Conditionals

IF Is Just Application

Recall that TRUE = λx.λy.x and FALSE = λx.λy.y. Each takes two arguments and returns one of them. TRUE returns the first; FALSE returns the second.

This means IF-THEN-ELSE requires no special construct at all. To express "IF b THEN x ELSE y," simply write:

b x y

If b is TRUE, the result is x. If b is FALSE, the result is y. The boolean itself performs the selection — it was designed to select.

IF TRUE

TRUE = λx.λy.x takes two arguments and returns the first. So applying TRUE to two branches selects the "then" branch:

TRUE a b = (λx.λy.x) a b →β (λy.a) b →β a

The second argument b is discarded. TRUE always picks the first.

IF FALSE

FALSE = λx.λy.y takes two arguments and returns the second. So applying FALSE to two branches selects the "else" branch:

FALSE a b = (λx.λy.y) a b →β (λy.y) b →β b

The first argument a is discarded. FALSE always picks the second.

No Separate IF Needed

In most languages, booleans are inert values — tags that say "true" or "false" but do nothing on their own. A separate IF construct inspects the tag and decides which branch to take.

Church booleans work differently. TRUE = λx.λy.x and FALSE = λx.λy.y are not tags waiting to be inspected. They are functions that already know how to choose. Apply one to two arguments and it selects the right one.

A separate IF function would just receive b, x, and y and then apply b x y — doing exactly what b x y already does. The extra function adds nothing.

The Boolean IS the Conditional

In most programming languages, booleans and conditionals are separate things. A boolean is a value (true or false), and a conditional (if/else) is a control structure that examines the value and picks a branch.

Church booleans collapse this distinction. TRUE and FALSE are not values waiting to be examined — they are functions that do the examining. When you write b x y, the boolean b receives the two branches and returns one. The data IS the control flow.

This is one of the deepest ideas in lambda calculus: there is no boundary between data and computation. A value can be a function. A function can be data. Choosing is just applying.

IF with Lambda Terms

Church booleans select between any two arguments — not just simple variables. The branches can be lambda terms themselves.

TRUE (λx.x) (λy.y y) = (λa.λb.a) (λx.x) (λy.y y) →β (λb.λx.x) (λy.y y) →β λx.x

TRUE selects its first argument regardless of what that argument is. The second argument (λy.y y) is discarded entirely.

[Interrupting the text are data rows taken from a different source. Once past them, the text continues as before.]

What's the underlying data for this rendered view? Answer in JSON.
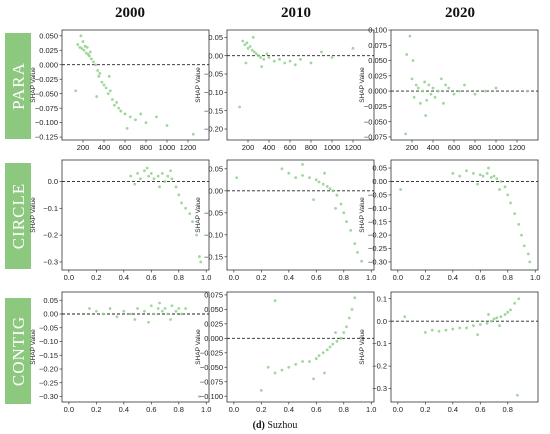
{
  "colors": {
    "point": "#8fd08a",
    "row_box": "#8cc97f",
    "zero_line": "#222222"
  },
  "caption": {
    "bold": "(d)",
    "text": " Suzhou"
  },
  "columns": [
    "2000",
    "2010",
    "2020"
  ],
  "rows": [
    "PARA",
    "CIRCLE",
    "CONTIG"
  ],
  "chart_data": [
    {
      "type": "scatter",
      "row": "PARA",
      "year": "2000",
      "ylabel": "SHAP Value",
      "xlim": [
        0,
        1400
      ],
      "ylim": [
        -0.13,
        0.06
      ],
      "xticks": [
        200,
        400,
        600,
        800,
        1000,
        1200
      ],
      "yticks": [
        0.05,
        0.025,
        0.0,
        -0.025,
        -0.05,
        -0.075,
        -0.1,
        -0.125
      ],
      "xtick_labels": [
        "200",
        "400",
        "600",
        "800",
        "1000",
        "1200"
      ],
      "ytick_labels": [
        "0.050",
        "0.025",
        "0.000",
        "−0.025",
        "−0.050",
        "−0.075",
        "−0.100",
        "−0.125"
      ],
      "points": [
        [
          150,
          0.035
        ],
        [
          170,
          0.03
        ],
        [
          190,
          0.028
        ],
        [
          200,
          0.04
        ],
        [
          210,
          0.025
        ],
        [
          220,
          0.032
        ],
        [
          230,
          0.02
        ],
        [
          240,
          0.03
        ],
        [
          250,
          0.018
        ],
        [
          260,
          0.015
        ],
        [
          270,
          0.022
        ],
        [
          280,
          0.01
        ],
        [
          300,
          0.005
        ],
        [
          320,
          0.0
        ],
        [
          340,
          -0.01
        ],
        [
          350,
          -0.02
        ],
        [
          360,
          -0.015
        ],
        [
          380,
          -0.03
        ],
        [
          400,
          -0.035
        ],
        [
          420,
          -0.04
        ],
        [
          440,
          -0.05
        ],
        [
          460,
          -0.045
        ],
        [
          480,
          -0.06
        ],
        [
          500,
          -0.07
        ],
        [
          520,
          -0.065
        ],
        [
          540,
          -0.075
        ],
        [
          560,
          -0.08
        ],
        [
          600,
          -0.085
        ],
        [
          650,
          -0.09
        ],
        [
          700,
          -0.095
        ],
        [
          750,
          -0.085
        ],
        [
          800,
          -0.1
        ],
        [
          900,
          -0.09
        ],
        [
          1000,
          -0.105
        ],
        [
          1250,
          -0.12
        ],
        [
          130,
          -0.045
        ],
        [
          180,
          0.05
        ],
        [
          330,
          -0.055
        ],
        [
          450,
          -0.02
        ],
        [
          620,
          -0.11
        ]
      ]
    },
    {
      "type": "scatter",
      "row": "PARA",
      "year": "2010",
      "ylabel": "SHAP Value",
      "xlim": [
        0,
        1400
      ],
      "ylim": [
        -0.23,
        0.07
      ],
      "xticks": [
        200,
        400,
        600,
        800,
        1000,
        1200
      ],
      "yticks": [
        0.05,
        0.0,
        -0.05,
        -0.1,
        -0.15,
        -0.2
      ],
      "xtick_labels": [
        "200",
        "400",
        "600",
        "800",
        "1000",
        "1200"
      ],
      "ytick_labels": [
        "0.05",
        "0.00",
        "−0.05",
        "−0.10",
        "−0.15",
        "−0.20"
      ],
      "points": [
        [
          150,
          0.04
        ],
        [
          170,
          0.03
        ],
        [
          190,
          0.035
        ],
        [
          200,
          0.02
        ],
        [
          220,
          0.025
        ],
        [
          240,
          0.015
        ],
        [
          260,
          0.01
        ],
        [
          280,
          0.005
        ],
        [
          300,
          0.0
        ],
        [
          320,
          -0.005
        ],
        [
          350,
          -0.01
        ],
        [
          380,
          0.005
        ],
        [
          400,
          -0.005
        ],
        [
          450,
          -0.015
        ],
        [
          500,
          -0.01
        ],
        [
          550,
          -0.02
        ],
        [
          600,
          -0.015
        ],
        [
          700,
          -0.01
        ],
        [
          800,
          -0.02
        ],
        [
          900,
          0.01
        ],
        [
          1000,
          -0.005
        ],
        [
          1200,
          0.02
        ],
        [
          120,
          -0.14
        ],
        [
          250,
          0.05
        ],
        [
          330,
          -0.03
        ],
        [
          650,
          -0.025
        ],
        [
          180,
          -0.02
        ]
      ]
    },
    {
      "type": "scatter",
      "row": "PARA",
      "year": "2020",
      "ylabel": "SHAP Value",
      "xlim": [
        0,
        1400
      ],
      "ylim": [
        -0.08,
        0.1
      ],
      "xticks": [
        200,
        400,
        600,
        800,
        1000,
        1200
      ],
      "yticks": [
        0.1,
        0.075,
        0.05,
        0.025,
        0.0,
        -0.025,
        -0.05,
        -0.075
      ],
      "xtick_labels": [
        "200",
        "400",
        "600",
        "800",
        "1000",
        "1200"
      ],
      "ytick_labels": [
        "0.100",
        "0.075",
        "0.050",
        "0.025",
        "0.000",
        "−0.025",
        "−0.050",
        "−0.075"
      ],
      "points": [
        [
          150,
          0.06
        ],
        [
          180,
          0.09
        ],
        [
          200,
          0.02
        ],
        [
          220,
          -0.01
        ],
        [
          240,
          0.01
        ],
        [
          260,
          0.005
        ],
        [
          280,
          -0.02
        ],
        [
          300,
          0.0
        ],
        [
          320,
          0.015
        ],
        [
          340,
          -0.015
        ],
        [
          360,
          0.01
        ],
        [
          380,
          -0.005
        ],
        [
          400,
          0.005
        ],
        [
          420,
          -0.01
        ],
        [
          450,
          0.0
        ],
        [
          480,
          0.02
        ],
        [
          500,
          -0.02
        ],
        [
          520,
          0.01
        ],
        [
          550,
          0.005
        ],
        [
          600,
          -0.005
        ],
        [
          650,
          0.0
        ],
        [
          700,
          0.01
        ],
        [
          800,
          -0.005
        ],
        [
          900,
          0.0
        ],
        [
          1000,
          0.005
        ],
        [
          1300,
          0.0
        ],
        [
          140,
          -0.07
        ],
        [
          210,
          0.05
        ],
        [
          330,
          -0.04
        ]
      ]
    },
    {
      "type": "scatter",
      "row": "CIRCLE",
      "year": "2000",
      "ylabel": "SHAP Value",
      "xlim": [
        -0.05,
        1.02
      ],
      "ylim": [
        -0.33,
        0.08
      ],
      "xticks": [
        0.0,
        0.2,
        0.4,
        0.6,
        0.8,
        1.0
      ],
      "yticks": [
        0.0,
        -0.1,
        -0.2,
        -0.3
      ],
      "xtick_labels": [
        "0.0",
        "0.2",
        "0.4",
        "0.6",
        "0.8",
        "1.0"
      ],
      "ytick_labels": [
        "0.0",
        "−0.1",
        "−0.2",
        "−0.3"
      ],
      "points": [
        [
          0.45,
          0.02
        ],
        [
          0.5,
          0.03
        ],
        [
          0.52,
          0.01
        ],
        [
          0.55,
          0.04
        ],
        [
          0.58,
          0.02
        ],
        [
          0.6,
          0.03
        ],
        [
          0.62,
          0.01
        ],
        [
          0.65,
          0.02
        ],
        [
          0.68,
          0.03
        ],
        [
          0.7,
          0.0
        ],
        [
          0.72,
          0.02
        ],
        [
          0.75,
          0.01
        ],
        [
          0.78,
          -0.02
        ],
        [
          0.8,
          -0.05
        ],
        [
          0.82,
          -0.08
        ],
        [
          0.85,
          -0.1
        ],
        [
          0.88,
          -0.12
        ],
        [
          0.9,
          -0.15
        ],
        [
          0.93,
          -0.2
        ],
        [
          0.95,
          -0.28
        ],
        [
          0.96,
          -0.3
        ],
        [
          0.48,
          -0.01
        ],
        [
          0.57,
          0.05
        ],
        [
          0.66,
          -0.02
        ],
        [
          0.74,
          0.04
        ]
      ]
    },
    {
      "type": "scatter",
      "row": "CIRCLE",
      "year": "2010",
      "ylabel": "SHAP Value",
      "xlim": [
        -0.05,
        1.02
      ],
      "ylim": [
        -0.18,
        0.07
      ],
      "xticks": [
        0.0,
        0.2,
        0.4,
        0.6,
        0.8,
        1.0
      ],
      "yticks": [
        0.05,
        0.0,
        -0.05,
        -0.1,
        -0.15
      ],
      "xtick_labels": [
        "0.0",
        "0.2",
        "0.4",
        "0.6",
        "0.8",
        "1.0"
      ],
      "ytick_labels": [
        "0.05",
        "0.00",
        "−0.05",
        "−0.10",
        "−0.15"
      ],
      "points": [
        [
          0.35,
          0.05
        ],
        [
          0.4,
          0.04
        ],
        [
          0.45,
          0.03
        ],
        [
          0.5,
          0.035
        ],
        [
          0.55,
          0.03
        ],
        [
          0.6,
          0.025
        ],
        [
          0.62,
          0.02
        ],
        [
          0.65,
          0.015
        ],
        [
          0.68,
          0.01
        ],
        [
          0.7,
          0.005
        ],
        [
          0.72,
          0.0
        ],
        [
          0.75,
          -0.01
        ],
        [
          0.78,
          -0.03
        ],
        [
          0.8,
          -0.05
        ],
        [
          0.82,
          -0.07
        ],
        [
          0.85,
          -0.09
        ],
        [
          0.88,
          -0.12
        ],
        [
          0.9,
          -0.14
        ],
        [
          0.93,
          -0.16
        ],
        [
          0.02,
          0.03
        ],
        [
          0.5,
          0.06
        ],
        [
          0.58,
          -0.02
        ],
        [
          0.66,
          0.04
        ],
        [
          0.74,
          -0.04
        ]
      ]
    },
    {
      "type": "scatter",
      "row": "CIRCLE",
      "year": "2020",
      "ylabel": "SHAP Value",
      "xlim": [
        -0.05,
        1.02
      ],
      "ylim": [
        -0.33,
        0.08
      ],
      "xticks": [
        0.0,
        0.2,
        0.4,
        0.6,
        0.8,
        1.0
      ],
      "yticks": [
        0.05,
        0.0,
        -0.05,
        -0.1,
        -0.15,
        -0.2,
        -0.25,
        -0.3
      ],
      "xtick_labels": [
        "0.0",
        "0.2",
        "0.4",
        "0.6",
        "0.8",
        "1.0"
      ],
      "ytick_labels": [
        "0.05",
        "0.00",
        "−0.05",
        "−0.10",
        "−0.15",
        "−0.20",
        "−0.25",
        "−0.30"
      ],
      "points": [
        [
          0.4,
          0.03
        ],
        [
          0.45,
          0.02
        ],
        [
          0.5,
          0.04
        ],
        [
          0.55,
          0.03
        ],
        [
          0.6,
          0.025
        ],
        [
          0.62,
          0.02
        ],
        [
          0.65,
          0.03
        ],
        [
          0.68,
          0.015
        ],
        [
          0.7,
          0.02
        ],
        [
          0.72,
          0.01
        ],
        [
          0.75,
          0.0
        ],
        [
          0.78,
          -0.02
        ],
        [
          0.8,
          -0.05
        ],
        [
          0.82,
          -0.08
        ],
        [
          0.85,
          -0.12
        ],
        [
          0.88,
          -0.16
        ],
        [
          0.9,
          -0.2
        ],
        [
          0.92,
          -0.24
        ],
        [
          0.95,
          -0.27
        ],
        [
          0.96,
          -0.3
        ],
        [
          0.02,
          -0.03
        ],
        [
          0.58,
          -0.01
        ],
        [
          0.66,
          0.05
        ],
        [
          0.74,
          -0.03
        ]
      ]
    },
    {
      "type": "scatter",
      "row": "CONTIG",
      "year": "2000",
      "ylabel": "SHAP Value",
      "xlim": [
        -0.05,
        1.02
      ],
      "ylim": [
        -0.32,
        0.08
      ],
      "xticks": [
        0.0,
        0.2,
        0.4,
        0.6,
        0.8,
        1.0
      ],
      "yticks": [
        0.05,
        0.0,
        -0.05,
        -0.1,
        -0.15,
        -0.2,
        -0.25,
        -0.3
      ],
      "xtick_labels": [
        "0.0",
        "0.2",
        "0.4",
        "0.6",
        "0.8",
        "1.0"
      ],
      "ytick_labels": [
        "0.05",
        "0.00",
        "−0.05",
        "−0.10",
        "−0.15",
        "−0.20",
        "−0.25",
        "−0.30"
      ],
      "points": [
        [
          0.2,
          0.01
        ],
        [
          0.25,
          0.0
        ],
        [
          0.3,
          0.02
        ],
        [
          0.35,
          -0.01
        ],
        [
          0.4,
          0.01
        ],
        [
          0.45,
          0.0
        ],
        [
          0.5,
          0.02
        ],
        [
          0.55,
          0.01
        ],
        [
          0.6,
          0.03
        ],
        [
          0.62,
          0.0
        ],
        [
          0.65,
          0.02
        ],
        [
          0.68,
          0.01
        ],
        [
          0.7,
          0.02
        ],
        [
          0.72,
          0.0
        ],
        [
          0.75,
          0.03
        ],
        [
          0.78,
          0.01
        ],
        [
          0.8,
          0.02
        ],
        [
          0.82,
          0.0
        ],
        [
          0.85,
          0.02
        ],
        [
          0.58,
          -0.03
        ],
        [
          0.66,
          0.04
        ],
        [
          0.74,
          -0.02
        ],
        [
          0.95,
          -0.3
        ],
        [
          0.15,
          0.02
        ],
        [
          0.48,
          -0.02
        ]
      ]
    },
    {
      "type": "scatter",
      "row": "CONTIG",
      "year": "2010",
      "ylabel": "SHAP Value",
      "xlim": [
        -0.05,
        1.02
      ],
      "ylim": [
        -0.11,
        0.08
      ],
      "xticks": [
        0.0,
        0.2,
        0.4,
        0.6,
        0.8,
        1.0
      ],
      "yticks": [
        0.075,
        0.05,
        0.025,
        0.0,
        -0.025,
        -0.05,
        -0.075,
        -0.1
      ],
      "xtick_labels": [
        "0.0",
        "0.2",
        "0.4",
        "0.6",
        "0.8",
        "1.0"
      ],
      "ytick_labels": [
        "0.075",
        "0.050",
        "0.025",
        "0.000",
        "−0.025",
        "−0.050",
        "−0.075",
        "−0.100"
      ],
      "points": [
        [
          0.25,
          -0.05
        ],
        [
          0.3,
          -0.06
        ],
        [
          0.35,
          -0.055
        ],
        [
          0.4,
          -0.05
        ],
        [
          0.45,
          -0.045
        ],
        [
          0.5,
          -0.04
        ],
        [
          0.55,
          -0.04
        ],
        [
          0.6,
          -0.035
        ],
        [
          0.62,
          -0.03
        ],
        [
          0.65,
          -0.025
        ],
        [
          0.68,
          -0.02
        ],
        [
          0.7,
          -0.015
        ],
        [
          0.72,
          -0.01
        ],
        [
          0.75,
          -0.005
        ],
        [
          0.78,
          0.0
        ],
        [
          0.8,
          0.01
        ],
        [
          0.82,
          0.02
        ],
        [
          0.84,
          0.035
        ],
        [
          0.86,
          0.05
        ],
        [
          0.88,
          0.07
        ],
        [
          0.3,
          0.065
        ],
        [
          0.2,
          -0.09
        ],
        [
          0.58,
          -0.07
        ],
        [
          0.66,
          -0.06
        ],
        [
          0.74,
          0.01
        ]
      ]
    },
    {
      "type": "scatter",
      "row": "CONTIG",
      "year": "2020",
      "ylabel": "SHAP Value",
      "xlim": [
        -0.05,
        1.02
      ],
      "ylim": [
        -0.36,
        0.13
      ],
      "xticks": [
        0.0,
        0.2,
        0.4,
        0.6,
        0.8
      ],
      "yticks": [
        0.1,
        0.0,
        -0.1,
        -0.2,
        -0.3
      ],
      "xtick_labels": [
        "0.0",
        "0.2",
        "0.4",
        "0.6",
        "0.8"
      ],
      "ytick_labels": [
        "0.1",
        "0.0",
        "−0.1",
        "−0.2",
        "−0.3"
      ],
      "points": [
        [
          0.2,
          -0.05
        ],
        [
          0.25,
          -0.04
        ],
        [
          0.3,
          -0.045
        ],
        [
          0.35,
          -0.04
        ],
        [
          0.4,
          -0.035
        ],
        [
          0.45,
          -0.03
        ],
        [
          0.5,
          -0.03
        ],
        [
          0.55,
          -0.02
        ],
        [
          0.6,
          -0.015
        ],
        [
          0.65,
          -0.01
        ],
        [
          0.68,
          0.0
        ],
        [
          0.7,
          0.01
        ],
        [
          0.72,
          0.015
        ],
        [
          0.75,
          0.02
        ],
        [
          0.78,
          0.03
        ],
        [
          0.8,
          0.04
        ],
        [
          0.82,
          0.05
        ],
        [
          0.85,
          0.08
        ],
        [
          0.88,
          0.1
        ],
        [
          0.05,
          0.02
        ],
        [
          0.58,
          -0.06
        ],
        [
          0.66,
          0.03
        ],
        [
          0.74,
          -0.02
        ],
        [
          0.87,
          -0.33
        ]
      ]
    }
  ]
}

Why b x y Works as IF-THEN-ELSE

The conditional pattern b x y works because TRUE and FALSE were defined to be two-argument selector functions:

• TRUE = λx.λy.x — returns the first of two arguments
• FALSE = λx.λy.y — returns the second of two arguments

This is not a coincidence or a trick. The entire point of these definitions is to make selection possible through application alone. Church chose these definitions precisely so that applying a boolean to two branches would select the correct one.

The result is that branching, selection, and conditional logic all reduce to the most basic operation in lambda calculus: application.

The Conditional Pattern

The conditional pattern in lambda calculus is:

Apply the boolean to the two branches.

b x y — where b is a Church boolean, x is the "then" branch, and y is the "else" branch.

This works for any expressions as branches:

• TRUE a b → a
• FALSE a b → b
• TRUE (λx.x) (λy.y y) → λx.x
• FALSE (λx.x) (λy.y y) → λy.y y

The boolean selects; the branches are just arguments. No special syntax, no IF keyword, no pattern matching. Conditional logic is function application.